Знаем мы все эти песенки, подумал я. А где, интересно, был пианист Сэм из «Касабланки», когда все в нем так нуждались?
— А потом вдруг появился ты, — сказала она и протянула руку. Погладила меня по щеке и улыбнулась этой своей улыбкой, горькой, мудрой и печальной. — И я влюбилась в тебя, Бирнаард..
— И мы были вместе…
— И мы были вместе, но нам суждено расстаться. Мне достаточно было побыть с тобой всего раз, чтобы запомнить на всю жизнь. Чтобы потом эти воспоминания согревали душу, Бирнаард. Но если б я осталась с тобой второй раз, то захотела бы остаться навеки.
— И все же ты сегодня пришла…
— Да.
— И куда же ты теперь, Илона?
— В Анатрурию. Мы уезжаем завтра. Ночным рейсом из аэропорта Кеннеди.
— И разумеется, вдвоем.
— Да.
— Я буду скучать по тебе, милая.
— О Бирнаард..
Любой мужчина
— Что ж, по крайнее мере, на этот раз Царнов, Расмолиан и Уикс не будут путаться у вас под ногами. Им не до того, они собираются играть в классики с гномами из Цюриха, пытаясь отыскать заветную тропинку к сокровищам, которые твой парень уже отчаялся вернуть.
— Главное сокровище для меня — это гордый, свободолюбивый дух анатрурийского народа.
— С языка сняла, — сказал я. — Жаль только, что единым духом жив не будешь. Чтоб делать дело, нужен капитал.
— Это верно, — кивнула она. — Михаил тоже так говорит. Хочет для начала основать какие-то фонды. Вот только времени почти нет. Мы не можем позволить себе ждать слишком долго.

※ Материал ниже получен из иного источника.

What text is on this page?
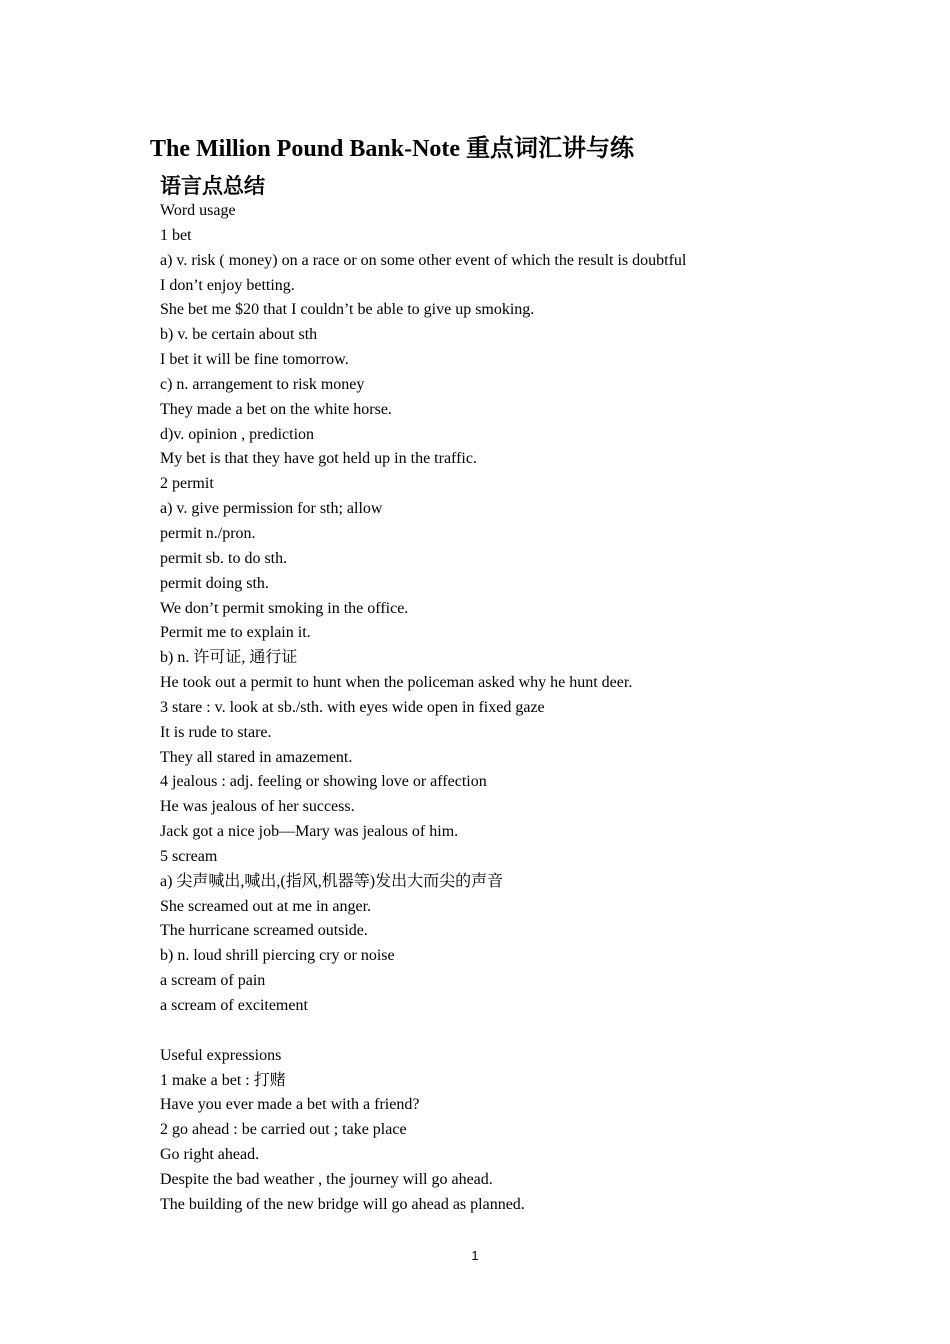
The Million Pound Bank-Note 重点词汇讲与练
语言点总结
Word usage
1 bet
a) v. risk ( money) on a race or on some other event of which the result is doubtful
I don’t enjoy betting.
She bet me $20 that I couldn’t be able to give up smoking.
b) v. be certain about sth
I bet it will be fine tomorrow.
c) n. arrangement to risk money
They made a bet on the white horse.
d)v. opinion , prediction
My bet is that they have got held up in the traffic.
2 permit
a) v. give permission for sth; allow
permit n./pron.
permit sb. to do sth.
permit doing sth.
We don’t permit smoking in the office.
Permit me to explain it.
b) n. 许可证, 通行证
He took out a permit to hunt when the policeman asked why he hunt deer.
3 stare : v. look at sb./sth. with eyes wide open in fixed gaze
It is rude to stare.
They all stared in amazement.
4 jealous : adj. feeling or showing love or affection
He was jealous of her success.
Jack got a nice job—Mary was jealous of him.
5 scream
a) 尖声喊出,喊出,(指风,机器等)发出大而尖的声音
She screamed out at me in anger.
The hurricane screamed outside.
b) n. loud shrill piercing cry or noise
a scream of pain
a scream of excitement
Useful expressions
1 make a bet : 打赌
Have you ever made a bet with a friend?
2 go ahead : be carried out ; take place
Go right ahead.
Despite the bad weather , the journey will go ahead.
The building of the new bridge will go ahead as planned.
1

— Погоди минуту, — сказал я. — Я сейчас вернусь. Посиди здесь, ладно?
Я оставил ее в гостиной, на диване, а сам отлучился в спальню и навестил свой заветный шкафчик. И вернулся с картонной папкой в руках.
— Это хранилось у Уикса, — сказал я. — Он украл их из портфеля вместе с акциями на предъявителя, а сегодня утром я побывал у него на квартире и нашел. И подумал, что у меня они, пожалуй, будут сохраннее, потому как Уикс вряд ли в этом смыслит. Ведь единственное, что его интересует в жизни, — это политика и разные связанные с ней интриги. Пожалуй, он расценил бы это как одно из средств пропаганды.
Она раскрыла папку и кивнула.
— Анатрурийские марки… — сказала она. — Ну конечно. Король Влад получил полный их комплект и передал сыну, а затем они перешли к Михаилу. Красивые, правда?
— Просто потрясающие, — согласился я. — Однако это не просто комплект. Это полный набор почтовых листов.
— А это хорошо или плохо?
— Видишь ли, со строго филателистической точки зрения ценность их под вопросом, — начал объяснять я. — Вернее, цены им в буквальном смысле нет — по причине их редкости… Но, конечно, они ценные. Правда, Скотт такие марки не оценивает, но ведь на нем свет клином не сошелся. Долбек вот оценивает и временные марки, вспомогательные и так далее, так вот в последнем каталоге Долбека полный комплект оценивается в две с половиной тысячи долларов.
— Так, значит, марки стоят больше двух тысяч долларов? Но это же здорово!
— При продаже, — объяснил я, — ты неизбежно что-то теряешь. И остается примерно от двух третей до трех четвертей от стоимости, указанной в каталоге.
— Тогда получается две тысячи. Немного меньше.
— За комплект.
— Да, — кивнула она. — Это хорошо.
— Это лучше, чем ты думаешь, — сказал я. — Потому как в каждом листе по пятьдесят марок, а это значит, что тут целых пятьдесят комплектов. Так что получается около ста тысяч долларов.